If we want system that forces least change on voters IMO:
-change to MMDs wherever possible
(used in past; many citris use at-large districting currently for city elections.
(in most cases MMD would be no larger than an area that is represented by a mayor)
-voter place one vote for candidate.
-at their option allow them to mark back-up preferences (likely along party lines so simple if voters even do it, but small parties would get benefit of not seeing their votes simply thrown away if they move to more-pop. candidates who are elected.).
that alone would give geat fairness compared to present.
or same MMD, single voting where MMD seats are allocated as per largest remainder method by party in Real's simple open list list PR method.
so unfortunately there are simple explanations
and there are simple systems
but not all simple systems can be explained simply, especialy when people ask how it would affect the relevant elected bodies and how it would affect future behavoiur of governments,
and the simplest systems to explain don't work the best - such as FPTP.
That is part of the struggle of ER.
more of an art than science at this stage
- with different terms for same thing,
-terms that mean diff things to diff people.
and sometimes it seems art for art sake as most people are not interested even thogh governments are vitally important to their day to day lives.
one could write a book "The present need for PR - how people of the world have struggled with their elected governments"

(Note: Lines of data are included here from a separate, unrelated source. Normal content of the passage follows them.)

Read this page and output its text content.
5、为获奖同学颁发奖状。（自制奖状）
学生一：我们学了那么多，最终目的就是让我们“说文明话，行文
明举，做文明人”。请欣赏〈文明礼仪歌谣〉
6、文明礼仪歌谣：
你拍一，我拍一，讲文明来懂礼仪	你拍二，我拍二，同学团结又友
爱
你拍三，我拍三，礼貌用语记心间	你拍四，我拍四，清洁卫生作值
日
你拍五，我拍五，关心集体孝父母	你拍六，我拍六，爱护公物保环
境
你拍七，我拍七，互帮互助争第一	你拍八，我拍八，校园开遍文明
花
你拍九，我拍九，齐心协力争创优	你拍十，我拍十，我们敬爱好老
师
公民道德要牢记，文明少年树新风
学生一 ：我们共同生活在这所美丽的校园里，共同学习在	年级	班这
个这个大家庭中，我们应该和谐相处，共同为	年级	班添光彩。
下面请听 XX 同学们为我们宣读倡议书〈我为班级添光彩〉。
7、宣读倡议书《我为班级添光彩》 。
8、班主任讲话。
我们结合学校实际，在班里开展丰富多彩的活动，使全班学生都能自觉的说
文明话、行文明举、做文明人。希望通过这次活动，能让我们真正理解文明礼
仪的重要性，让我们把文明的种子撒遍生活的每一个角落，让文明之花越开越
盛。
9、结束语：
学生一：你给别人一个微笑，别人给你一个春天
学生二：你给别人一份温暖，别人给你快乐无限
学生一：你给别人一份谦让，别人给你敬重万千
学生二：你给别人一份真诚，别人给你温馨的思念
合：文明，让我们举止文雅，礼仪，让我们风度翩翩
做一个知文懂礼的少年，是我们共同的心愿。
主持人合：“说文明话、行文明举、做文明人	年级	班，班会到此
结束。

the point being that too often a majority of people do not choose their elected governments but have to unhappily live with them.
any system that elects multiple members to represent a district (the people within a set geographical district) will
-stop artificially-created regional or provincial one-party sweeps,
-allow a large proportion of voters therein to have actual representation.

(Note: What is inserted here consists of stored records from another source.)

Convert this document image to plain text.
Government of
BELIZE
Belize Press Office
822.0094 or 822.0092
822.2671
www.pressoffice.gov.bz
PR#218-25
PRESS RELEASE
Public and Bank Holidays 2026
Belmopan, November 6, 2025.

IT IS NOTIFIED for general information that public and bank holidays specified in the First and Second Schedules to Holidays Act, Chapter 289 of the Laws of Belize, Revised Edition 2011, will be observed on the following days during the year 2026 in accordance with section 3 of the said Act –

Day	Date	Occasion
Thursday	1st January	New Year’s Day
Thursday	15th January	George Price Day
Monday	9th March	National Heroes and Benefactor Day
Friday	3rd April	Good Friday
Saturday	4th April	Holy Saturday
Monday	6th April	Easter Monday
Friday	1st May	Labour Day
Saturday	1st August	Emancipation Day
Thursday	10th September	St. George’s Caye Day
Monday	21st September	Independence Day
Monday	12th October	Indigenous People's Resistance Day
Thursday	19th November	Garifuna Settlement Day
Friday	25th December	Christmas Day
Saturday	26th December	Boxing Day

-produce a government where Conservatives in Toronto, NDP in Saskatchewan - and Conservatives in SK, and NDP and Liberals in Toronto - all have representation.
hope is that PR will decrease political frustration but if minority in chamber is disregarded anyway, then who knows?
But at least that shut out has been moved to more visible place-- the chamber -- and not spred out and hidden among stay at homes and ignored district minorities' vote tallies.
but definitely PR would open door to intra-party co-operation (forced by more frequent minority governments and the cross-party transfers produced by ranked voting if any)
and encourage people to vote, knowing their vote will actually mean something in high proportion of cases
(80 to 90 percent of votes go to the winners in a district under list PR or STV, and for party votes in MMP in NZ).
IRV aims for only 50 percent plus 1, and even that it fails at in many cases, based on original votes cast.
FPTP is said to achieve 50 percent plus 1 but only guaranteed true if only two run, the case a long time ago but no more,
FPTP anything from 24 percent to 82 percent possible to elect the member.
with a candidate winning with low of only 18 percent, twice in Canada's history.